Es fácil sentir miedo hoy día.
Basta con caminar por un barrio desierto, por la noche, después de una intensa
lluvia, sintiendo el ruido de los zapatos sobre el asfalto, y comprobar,
después de mirar a ambos lados, que un grupo de individuos con aspecto
amenazador se ha interpuesto en el camino y que no hay escape.
El
miedo es algo que surge a borbotones tras una situación extraordinaria —un
temblor de tierra, un atentado terrorista—, pero que también moldea nuestra
vida diaria, adquiere mil caras y se extiende a todo tipo de situaciones:
ataques de pánico, agorafobia (miedo a los espacios abiertos), miedo a la gente
y a la exposición al público. La ansiedad prolongada puede convertirse en algo
patológico. Y sin embargo, es difícil definir el miedo: es una sensación, de
acuerdo, pero también un sentimiento. Y un producto del cerebro. Hay memorias
enterradas que, una vez activadas, evocan el miedo que pasamos en el pasado y
levantan un viento cavernoso que nos eriza el cabello.
Así
describe para El País Semanal el
intrincado, complejo y sutil circuito del miedo Joseph Ledoux, profesor del
Instituto del Miedo y la Ansiedad de la Universidad de Nueva York: “Ocurre un
peligro y reaccionas. Y no hay forma de controlarlo”. El miedo tiene el
marchamo de lo instantáneo: el corazón se acelera, aumenta la presión sanguínea.
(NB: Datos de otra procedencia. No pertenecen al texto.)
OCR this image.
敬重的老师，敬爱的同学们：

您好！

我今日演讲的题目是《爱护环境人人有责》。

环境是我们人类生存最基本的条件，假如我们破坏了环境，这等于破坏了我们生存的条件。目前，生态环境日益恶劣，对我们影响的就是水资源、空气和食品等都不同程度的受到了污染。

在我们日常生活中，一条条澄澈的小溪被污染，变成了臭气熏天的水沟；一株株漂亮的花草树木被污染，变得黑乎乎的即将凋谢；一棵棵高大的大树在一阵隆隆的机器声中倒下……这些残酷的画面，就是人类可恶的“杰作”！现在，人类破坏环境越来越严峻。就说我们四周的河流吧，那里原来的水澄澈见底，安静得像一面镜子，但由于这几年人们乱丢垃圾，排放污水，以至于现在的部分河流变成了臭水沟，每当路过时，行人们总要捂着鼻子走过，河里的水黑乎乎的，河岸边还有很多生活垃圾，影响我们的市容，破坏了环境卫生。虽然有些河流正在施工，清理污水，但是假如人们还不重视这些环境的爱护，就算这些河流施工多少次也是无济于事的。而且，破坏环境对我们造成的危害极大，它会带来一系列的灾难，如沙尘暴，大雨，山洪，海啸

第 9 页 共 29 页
“Se te encoge el estómago y tu cerebro está alerta”.
Imagine que los individuos que le han
cerrado el paso sacan sendas navajas y las alzan delante de usted. Puede
quedarse paralizado por el terror. O quizá decide hacerles frente. Lo más
probable es que huya. Pero ¿por qué? Hay dos posibles respuestas. Quizá usted
tiene almacenadas las experiencias pasadas de que un ataque urbano se cobra a
menudo vidas de ciudadanos inocentes, y por ello decide correr. Es una
explicación razonable. Pero la otra posibilidad, de la que Ledoux está
convencido, es que el miedo no es generado en primera instancia por el cerebro.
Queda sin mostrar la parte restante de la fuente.